The key to understanding Mendelssohn and Schumann’s excitement over Bennett’s prospects is to be found in the substantial body of music he had composed before the age of 21 – four piano concertos, four symphonies, four concert overtures and several substantial works for solo piano – and, after an aptly-titled ‘A family perspective’ by Barry Sterndale-Bennett (his great, great grandson), this was explored by Peter Horton. A lunchtime recital of piano music by Bennett and Schumann served as a reminder of the former’s links to Leipzig – Schumann’s Etudes Symphoniques were dedicated to Bennett, while Bennett’s Piano Sonata in F minor was written as a wedding present for Mendelssohn. Bennett’s German connections surfaced again in Basil Keen’s study of his role in the foundation of the Bach Society in 1849 and in Bettina Mühlenbeck’s examination of the cultural significance of his two sets of bi-lingual songs. Stephen Varcoe and RCM students later offered a practical demonstration of how these works, together with songs by Mendelssohn, Schumann and their English contemporaries, fitted into the contemporary musical landscape.

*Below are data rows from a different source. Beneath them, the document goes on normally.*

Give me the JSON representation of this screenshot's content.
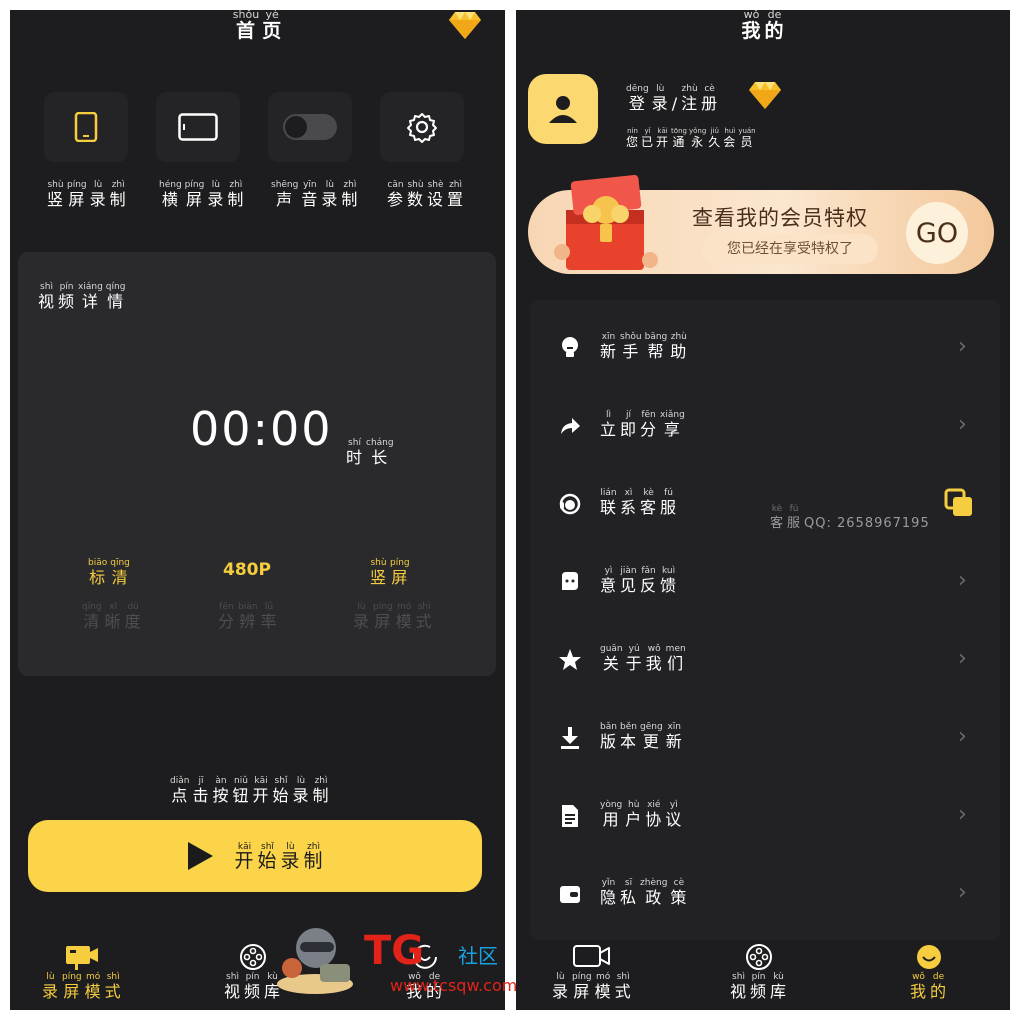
{
  "left": {
    "title": [
      {
        "p": "shǒu",
        "h": "首"
      },
      {
        "p": "yè",
        "h": "页"
      }
    ],
    "tools": [
      {
        "label": [
          {
            "p": "shù",
            "h": "竖"
          },
          {
            "p": "píng",
            "h": "屏"
          },
          {
            "p": "lù",
            "h": "录"
          },
          {
            "p": "zhì",
            "h": "制"
          }
        ]
      },
      {
        "label": [
          {
            "p": "héng",
            "h": "横"
          },
          {
            "p": "píng",
            "h": "屏"
          },
          {
            "p": "lù",
            "h": "录"
          },
          {
            "p": "zhì",
            "h": "制"
          }
        ]
      },
      {
        "label": [
          {
            "p": "shēng",
            "h": "声"
          },
          {
            "p": "yīn",
            "h": "音"
          },
          {
            "p": "lù",
            "h": "录"
          },
          {
            "p": "zhì",
            "h": "制"
          }
        ]
      },
      {
        "label": [
          {
            "p": "cān",
            "h": "参"
          },
          {
            "p": "shù",
            "h": "数"
          },
          {
            "p": "shè",
            "h": "设"
          },
          {
            "p": "zhì",
            "h": "置"
          }
        ]
      }
    ],
    "detail_title": [
      {
        "p": "shì",
        "h": "视"
      },
      {
        "p": "pín",
        "h": "频"
      },
      {
        "p": "xiáng",
        "h": "详"
      },
      {
        "p": "qíng",
        "h": "情"
      }
    ],
    "timer": "00:00",
    "duration_label": [
      {
        "p": "shí",
        "h": "时"
      },
      {
        "p": "cháng",
        "h": "长"
      }
    ],
    "quality_value": [
      {
        "p": "biāo",
        "h": "标"
      },
      {
        "p": "qīng",
        "h": "清"
      }
    ],
    "quality_label": [
      {
        "p": "qīng",
        "h": "清"
      },
      {
        "p": "xī",
        "h": "晰"
      },
      {
        "p": "dù",
        "h": "度"
      }
    ],
    "resolution_value": "480P",
    "resolution_label": [
      {
        "p": "fēn",
        "h": "分"
      },
      {
        "p": "biàn",
        "h": "辨"
      },
      {
        "p": "lǜ",
        "h": "率"
      }
    ],
    "mode_value": [
      {
        "p": "shù",
        "h": "竖"
      },
      {
        "p": "píng",
        "h": "屏"
      }
    ],
    "mode_label": [
      {
        "p": "lù",
        "h": "录"
      },
      {
        "p": "píng",
        "h": "屏"
      },
      {
        "p": "mó",
        "h": "模"
      },
      {
        "p": "shì",
        "h": "式"
      }
    ],
    "hint": [
      {
        "p": "diǎn",
        "h": "点"
      },
      {
        "p": "jī",
        "h": "击"
      },
      {
        "p": "àn",
        "h": "按"
      },
      {
        "p": "niǔ",
        "h": "钮"
      },
      {
        "p": "kāi",
        "h": "开"
      },
      {
        "p": "shǐ",
        "h": "始"
      },
      {
        "p": "lù",
        "h": "录"
      },
      {
        "p": "zhì",
        "h": "制"
      }
    ],
    "start_button": [
      {
        "p": "kāi",
        "h": "开"
      },
      {
        "p": "shǐ",
        "h": "始"
      },
      {
        "p": "lù",
        "h": "录"
      },
      {
        "p": "zhì",
        "h": "制"
      }
    ],
    "tabs": [
      {
        "icon": "camera-icon",
        "label": [
          {
            "p": "lù",
            "h": "录"
          },
          {
            "p": "píng",
            "h": "屏"
          },
          {
            "p": "mó",
            "h": "模"
          },
          {
            "p": "shì",
            "h": "式"
          }
        ],
        "active": true
      },
      {
        "icon": "film-reel-icon",
        "label": [
          {
            "p": "shì",
            "h": "视"
          },
          {
            "p": "pín",
            "h": "频"
          },
          {
            "p": "kù",
            "h": "库"
          }
        ],
        "active": false
      },
      {
        "icon": "smile-icon",
        "label": [
          {
            "p": "wǒ",
            "h": "我"
          },
          {
            "p": "de",
            "h": "的"
          }
        ],
        "active": false
      }
    ]
  },
  "right": {
    "title": [
      {
        "p": "wǒ",
        "h": "我"
      },
      {
        "p": "de",
        "h": "的"
      }
    ],
    "login": [
      {
        "p": "dēng",
        "h": "登"
      },
      {
        "p": "lù",
        "h": "录"
      },
      {
        "p": "",
        "h": "/"
      },
      {
        "p": "zhù",
        "h": "注"
      },
      {
        "p": "cè",
        "h": "册"
      }
    ],
    "member_status": [
      {
        "p": "nín",
        "h": "您"
      },
      {
        "p": "yǐ",
        "h": "已"
      },
      {
        "p": "kāi",
        "h": "开"
      },
      {
        "p": "tōng",
        "h": "通"
      },
      {
        "p": "yǒng",
        "h": "永"
      },
      {
        "p": "jiǔ",
        "h": "久"
      },
      {
        "p": "huì",
        "h": "会"
      },
      {
        "p": "yuán",
        "h": "员"
      }
    ],
    "banner": {
      "title": "查看我的会员特权",
      "subtitle": "您已经在享受特权了",
      "go": "GO"
    },
    "menu": [
      {
        "icon": "lightbulb-icon",
        "label": [
          {
            "p": "xīn",
            "h": "新"
          },
          {
            "p": "shǒu",
            "h": "手"
          },
          {
            "p": "bāng",
            "h": "帮"
          },
          {
            "p": "zhù",
            "h": "助"
          }
        ]
      },
      {
        "icon": "share-icon",
        "label": [
          {
            "p": "lì",
            "h": "立"
          },
          {
            "p": "jí",
            "h": "即"
          },
          {
            "p": "fēn",
            "h": "分"
          },
          {
            "p": "xiǎng",
            "h": "享"
          }
        ]
      },
      {
        "icon": "headset-icon",
        "label": [
          {
            "p": "lián",
            "h": "联"
          },
          {
            "p": "xì",
            "h": "系"
          },
          {
            "p": "kè",
            "h": "客"
          },
          {
            "p": "fú",
            "h": "服"
          }
        ],
        "qq": [
          {
            "p": "kè",
            "h": "客"
          },
          {
            "p": "fú",
            "h": "服"
          },
          {
            "p": "",
            "h": "QQ: 2658967195"
          }
        ]
      },
      {
        "icon": "feedback-icon",
        "label": [
          {
            "p": "yì",
            "h": "意"
          },
          {
            "p": "jiàn",
            "h": "见"
          },
          {
            "p": "fǎn",
            "h": "反"
          },
          {
            "p": "kuì",
            "h": "馈"
          }
        ]
      },
      {
        "icon": "star-icon",
        "label": [
          {
            "p": "guān",
            "h": "关"
          },
          {
            "p": "yú",
            "h": "于"
          },
          {
            "p": "wǒ",
            "h": "我"
          },
          {
            "p": "men",
            "h": "们"
          }
        ]
      },
      {
        "icon": "download-icon",
        "label": [
          {
            "p": "bǎn",
            "h": "版"
          },
          {
            "p": "běn",
            "h": "本"
          },
          {
            "p": "gēng",
            "h": "更"
          },
          {
            "p": "xīn",
            "h": "新"
          }
        ]
      },
      {
        "icon": "document-icon",
        "label": [
          {
            "p": "yòng",
            "h": "用"
          },
          {
            "p": "hù",
            "h": "户"
          },
          {
            "p": "xié",
            "h": "协"
          },
          {
            "p": "yì",
            "h": "议"
          }
        ]
      },
      {
        "icon": "wallet-icon",
        "label": [
          {
            "p": "yǐn",
            "h": "隐"
          },
          {
            "p": "sī",
            "h": "私"
          },
          {
            "p": "zhèng",
            "h": "政"
          },
          {
            "p": "cè",
            "h": "策"
          }
        ]
      }
    ],
    "tabs": [
      {
        "icon": "camera-icon",
        "label": [
          {
            "p": "lù",
            "h": "录"
          },
          {
            "p": "píng",
            "h": "屏"
          },
          {
            "p": "mó",
            "h": "模"
          },
          {
            "p": "shì",
            "h": "式"
          }
        ],
        "active": false
      },
      {
        "icon": "film-reel-icon",
        "label": [
          {
            "p": "shì",
            "h": "视"
          },
          {
            "p": "pín",
            "h": "频"
          },
          {
            "p": "kù",
            "h": "库"
          }
        ],
        "active": false
      },
      {
        "icon": "smile-icon",
        "label": [
          {
            "p": "wǒ",
            "h": "我"
          },
          {
            "p": "de",
            "h": "的"
          }
        ],
        "active": true
      }
    ]
  },
  "watermark": {
    "brand": "TG",
    "community": "社区",
    "site": "www.tcsqw.com"
  },
  "colors": {
    "accent": "#fbd44a",
    "background": "#1d1d1f",
    "card": "#2a2a2d"
  }
}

In his inimitable way David Owen Norris explored Bennett’s writing for the piano, and later, in the concluding concert, gave a thrilling performance of the Three Romances. Other works heard in the evening were a further selection of songs from Stephen Varcoe, the Cello Sonata – one of Bennett’s few works to date from the early 1850s – and the Sextet for piano and strings. The pianist in the last was Hiroaki Takenouchi who, together with Peter Horton, organised the Study Day, and his inspired playing brought proceedings to a very satisfying close.

No one who attended could have been left untouched by this intriguing, contradictory, figure, about whom so many questions remain to be answered. How, for example, does one connect the academic Bennett of the Lectures on Musical Life with the young man who so enjoyed champagne with Schumann? Or reconcile the superb pianist with the reluctant player, always on the lookout for an excuse not to perform? But perhaps the most sobering thought to emerge from a fascinating day was the fact that the majority of the music heard had been written before he reached the age of 22. But thoughts about what went wrong are another story!

Peter Horton and Bettina Mühlenbeck are currently working on an edition of Sterndale Bennett's Leipzig Diaries.

2 comments:

John the organist said...

I would be interested to contact Barry Sterndale-Bennett who used to sing in the Philharmonia Chorus with us. Do you have a contact email?

Anonymous said...

Hello.

He lives in Guildford, Surrey UK now.